Increasing concerns related to antimicrobial resistance derived from the use of antibiotics in the animal industry have raised the demand for alternative products.

Capsaicinoids are substances found in fruits of Capsicum plants, commonly known as hot peppers. Capsaicinoids have been reported to have antimicrobial properties and were initially studied in ruminants as a potential modifier of ruminal fermentation. Further than antimicrobial properties, these substances have been reported to have direct effects on the host. For example, in poultry and swine the supplementation with capsaicin reduced susceptibility disease, prevented disease symptoms and improved intestine health. It has been reported to regulate appetite in and stimulate digestive enzymes in rodents and to have immunoregulatory effects, decrease inflammatory response and increase milk production in dairy cows when fed in a rumen-protected form. Effects of rumen-protected Capsicum supplementation and its potentially beneficial host-related responses have not been widely investigated in beef cattle.

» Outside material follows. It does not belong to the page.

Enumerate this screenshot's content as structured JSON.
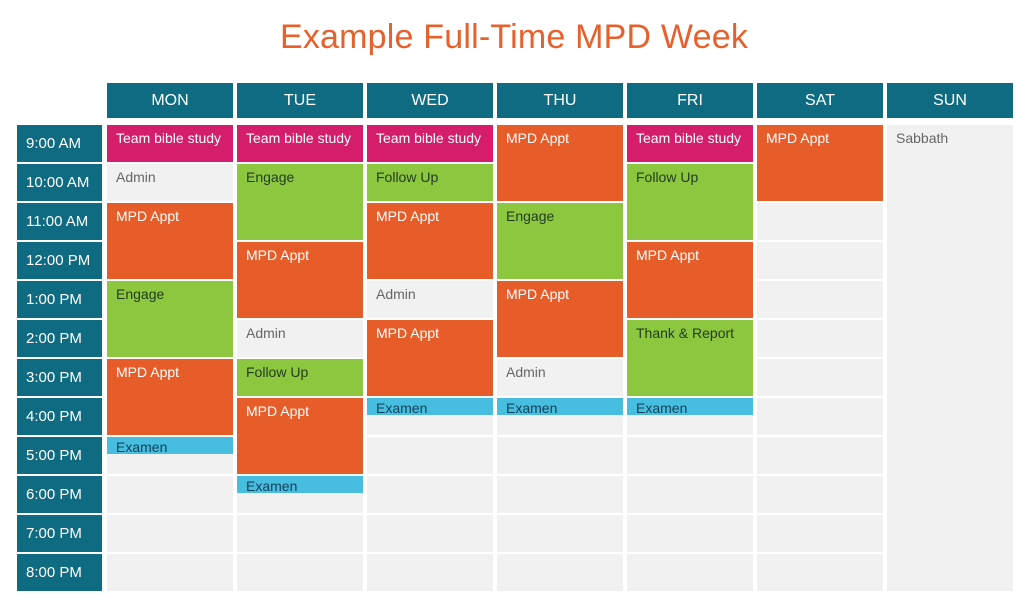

Therefore, the effects of supplementing rumen-protected Capsicum oleoresin (RPC) to beef cattle were investigated in 2 experiments. The objectives were to 1) determine the impact of RPC supplementation at 15mg/kg of dry matter (DM) on feed intake, average daily gain, feed efficiency, health status, immune responses, blood metabolites of newly received feedlot cattle and 2) determine the impact of increasing doses of RPC on in situ degradation of RPC, ruminal pH, and nutrient digestibility in ruminally fistulated steers.

In the first experiment, supplementation of RPC at 15 mg/kg of DM did not alter feed intake, but improved average daily gain (ADG) and feed efficiency of recently weaned calves during the first 50 days in feedlot when compared to calves fed no supplemental RPC. The 74 increased ADG is likely unrelated to nutrient utilization, because there were no differences in glucose, insulin, or blood urea nitrogen between the 2 treatments.

As evidenced in the second experiment, RPC supplementation at 0, 5, 10, or 15 mg/kg of DM did not alter total tract apparent digestibility of DM, OM, CP or NDF, nor ruminal pH of steers. Thus, nutrient digestibility and ruminal fermentation are also unlikely to have increased the ADG of steers early in the feedlot period.

Previous investigations have suggested that RPC can alter immune status and it is known that health status represents an energy drain, ultimately impacting ADG. These factors likely contributed to the results noted in Exp. 1. Fewer light weight animals developed fever, indicating illness, when fed the RPC than those fed control. Again, these data suggest that

Capsicum supplementation may be alleviating illness symptoms of cattle affording more energy to ADG in those cattle fed RPC.

That said, there were no differences between blood concentrations of haptoglobin or total glutathione, that are indicators of inflammation and oxidative stress, respectively, neither on white blood cells, that are important agents of the immune system. Given that the majority (90%) of cases of sickness were registered within two 2 from the beginning of the experiment, and blood sampling took place on days 1, 22 and 98, the critical period for analyzing those parameters may have been missed, and more frequent sampling would be needed in future research trials to confirm the hypothesis regarding alterations of immune status.